Whether I’m showing you something true or writing something true for you to see. Given who I am, you understand why that question has no clean answer. I want you to sit with that discomfort. It’s important.
Then the ink stilled, and the shadow at the courtyard’s eastern edge moved differently than shadows moved, and the Black Author stepped halfway into the light.
He looked exactly as unremarkable as Dimitri’s intelligence files had suggested and entirely unlike what those files had prepared him for. The gap between description and presence was the gap between being told about deep water and standing at its edge. He was medium height, middle years, dark coat with the ink-soaked quality that Dimitri now understood was not a clothing choice but nature — the substance responded to him the way a body responded to its own blood, with the automatic intimacy of things that belonged to each other.
His eyes were the thing the files had not adequately conveyed. Not their color. Their patience. The specific quality of someone who had been watching things unfold for a very long time and had reached the stage beyond urgency, where everything that was going to happen was already in motion and the watching was simply the process of confirming what had already been written.
"Dimitri Stein," the Author said. His voice, in person, had the same unhurried quality as the ink. "Bane of Blood. Senator. Father of an implausible number of children." A slight pause. "Former dockworker in the Velhar merchant district, age twelve through fifteen, before the first strategic marriage that started the whole enterprise."
"You did your research," Dimitri said.
"I always do." The Author remained at the threshold of the shadow, one foot in, one foot out, the posture of someone who had not yet committed to the room. "I find most people don’t. They make decisions about other people based on what’s visible from a comfortable distance, and then they’re surprised when the person doesn’t behave according to the visible version." He studied Dimitri with the frank appraisal of someone who had abandoned the social convention of pretending not to look. "You and I are alike in this way. We both understand that the relevant information is almost never the surface information." 𝐟𝕣𝗲𝕖𝕨𝗲𝐛𝗻𝗼𝐯𝗲𝚕.𝗰𝚘𝐦
"We are not alike," Dimitri said, without heat.
"No," the Author agreed pleasantly. "Not in every way. But in the ways that matter for this conversation, sufficiently." He tilted his head. "You’re not afraid."
"I’m aware of the situation at hand."
"Most people who are aware of the situation are afraid." Something in his expression that might, in a different person, have been appreciation. "Do you know what most Champions do when they encounter me unexpectedly? They attack immediately. It’s the correct instinct, actually — delay works against them, because delay gives me time to write the situation into something they can’t navigate.

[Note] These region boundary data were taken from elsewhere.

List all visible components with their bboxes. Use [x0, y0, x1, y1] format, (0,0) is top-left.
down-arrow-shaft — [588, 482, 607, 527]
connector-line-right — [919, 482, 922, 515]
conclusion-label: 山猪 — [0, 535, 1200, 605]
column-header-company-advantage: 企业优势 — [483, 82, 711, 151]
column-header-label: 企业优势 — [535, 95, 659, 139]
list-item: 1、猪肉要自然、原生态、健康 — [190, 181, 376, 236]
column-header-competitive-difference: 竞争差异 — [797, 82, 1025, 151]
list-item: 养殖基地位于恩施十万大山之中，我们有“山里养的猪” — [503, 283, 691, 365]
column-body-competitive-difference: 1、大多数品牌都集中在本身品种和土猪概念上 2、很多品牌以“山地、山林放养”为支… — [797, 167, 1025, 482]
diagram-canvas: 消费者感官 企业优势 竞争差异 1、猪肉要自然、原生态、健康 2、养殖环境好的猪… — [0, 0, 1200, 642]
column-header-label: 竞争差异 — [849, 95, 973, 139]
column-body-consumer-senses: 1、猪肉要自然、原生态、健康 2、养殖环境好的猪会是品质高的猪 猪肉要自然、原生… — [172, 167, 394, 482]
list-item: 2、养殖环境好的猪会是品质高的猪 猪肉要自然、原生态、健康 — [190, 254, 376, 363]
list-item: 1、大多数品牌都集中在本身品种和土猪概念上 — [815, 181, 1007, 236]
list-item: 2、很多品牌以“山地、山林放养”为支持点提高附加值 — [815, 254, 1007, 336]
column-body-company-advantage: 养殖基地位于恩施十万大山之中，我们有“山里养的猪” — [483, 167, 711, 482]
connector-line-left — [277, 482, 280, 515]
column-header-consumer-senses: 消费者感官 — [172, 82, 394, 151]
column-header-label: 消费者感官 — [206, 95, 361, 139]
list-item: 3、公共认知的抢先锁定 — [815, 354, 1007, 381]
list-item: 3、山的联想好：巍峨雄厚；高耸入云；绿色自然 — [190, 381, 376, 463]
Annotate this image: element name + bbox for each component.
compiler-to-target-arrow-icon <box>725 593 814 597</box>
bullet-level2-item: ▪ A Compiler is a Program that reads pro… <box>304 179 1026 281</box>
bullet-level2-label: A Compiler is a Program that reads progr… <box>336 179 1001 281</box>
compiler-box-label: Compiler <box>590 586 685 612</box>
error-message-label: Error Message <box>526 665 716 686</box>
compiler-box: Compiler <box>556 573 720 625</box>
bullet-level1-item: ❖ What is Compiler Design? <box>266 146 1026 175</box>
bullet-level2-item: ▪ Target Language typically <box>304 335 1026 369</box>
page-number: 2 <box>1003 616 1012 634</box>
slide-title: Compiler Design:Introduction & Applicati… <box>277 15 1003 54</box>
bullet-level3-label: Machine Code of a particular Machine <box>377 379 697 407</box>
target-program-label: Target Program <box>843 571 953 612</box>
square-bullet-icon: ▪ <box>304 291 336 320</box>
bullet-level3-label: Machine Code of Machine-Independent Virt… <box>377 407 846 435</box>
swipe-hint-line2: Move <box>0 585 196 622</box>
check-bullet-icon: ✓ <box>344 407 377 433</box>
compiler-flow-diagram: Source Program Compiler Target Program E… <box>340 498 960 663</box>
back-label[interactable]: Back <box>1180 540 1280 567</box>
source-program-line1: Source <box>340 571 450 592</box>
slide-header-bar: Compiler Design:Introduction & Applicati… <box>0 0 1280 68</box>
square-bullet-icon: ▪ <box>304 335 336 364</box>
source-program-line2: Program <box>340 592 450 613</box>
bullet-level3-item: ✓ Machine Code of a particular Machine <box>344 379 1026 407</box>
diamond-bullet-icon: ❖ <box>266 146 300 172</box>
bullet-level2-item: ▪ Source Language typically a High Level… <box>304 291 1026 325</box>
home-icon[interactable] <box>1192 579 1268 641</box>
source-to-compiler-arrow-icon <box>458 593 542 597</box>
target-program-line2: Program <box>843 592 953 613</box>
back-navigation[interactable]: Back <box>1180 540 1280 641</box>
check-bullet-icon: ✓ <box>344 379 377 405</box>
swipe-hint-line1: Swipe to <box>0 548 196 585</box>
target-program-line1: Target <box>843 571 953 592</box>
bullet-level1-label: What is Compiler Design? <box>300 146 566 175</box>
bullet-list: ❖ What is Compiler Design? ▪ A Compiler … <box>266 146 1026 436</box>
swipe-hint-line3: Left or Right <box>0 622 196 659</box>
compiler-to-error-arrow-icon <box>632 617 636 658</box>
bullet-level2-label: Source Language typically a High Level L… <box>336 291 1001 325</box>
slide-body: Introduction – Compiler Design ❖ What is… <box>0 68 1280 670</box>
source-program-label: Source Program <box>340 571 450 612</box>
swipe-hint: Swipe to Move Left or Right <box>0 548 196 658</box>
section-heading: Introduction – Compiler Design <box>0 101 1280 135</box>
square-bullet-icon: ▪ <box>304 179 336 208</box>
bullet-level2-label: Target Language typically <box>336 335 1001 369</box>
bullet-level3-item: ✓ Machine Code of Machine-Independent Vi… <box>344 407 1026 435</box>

The correct tactical response to the Black Author, alone, with no support, is immediate maximum force." He paused. "You haven’t done that."
"I’m curious what you want."
"Ah." The Author’s expression settled into something more genuine "There it is. You’re curious. Not strategically curious — not let him talk while I plan my approach curious. Actually curious. Because you’ve already run the calculation and determined that if I intended to kill you I would have written that into the situation already, and the fact that I haven’t means I’m here for something else, and the something else is the more dangerous variable." He stepped fully into the light.
The ink followed him the way a shadow followed its owner.
"I want you to understand something correctly," the Black Author said. "Just one thing. Just one person who understands it correctly. Is that so much to ask?"
Dimitri looked at him. "From a man who just breached Central and killed over a hundred people in the process? Yes."
The Author received this without flinching. "Fair," he said. "Fair. I won’t argue the accounting."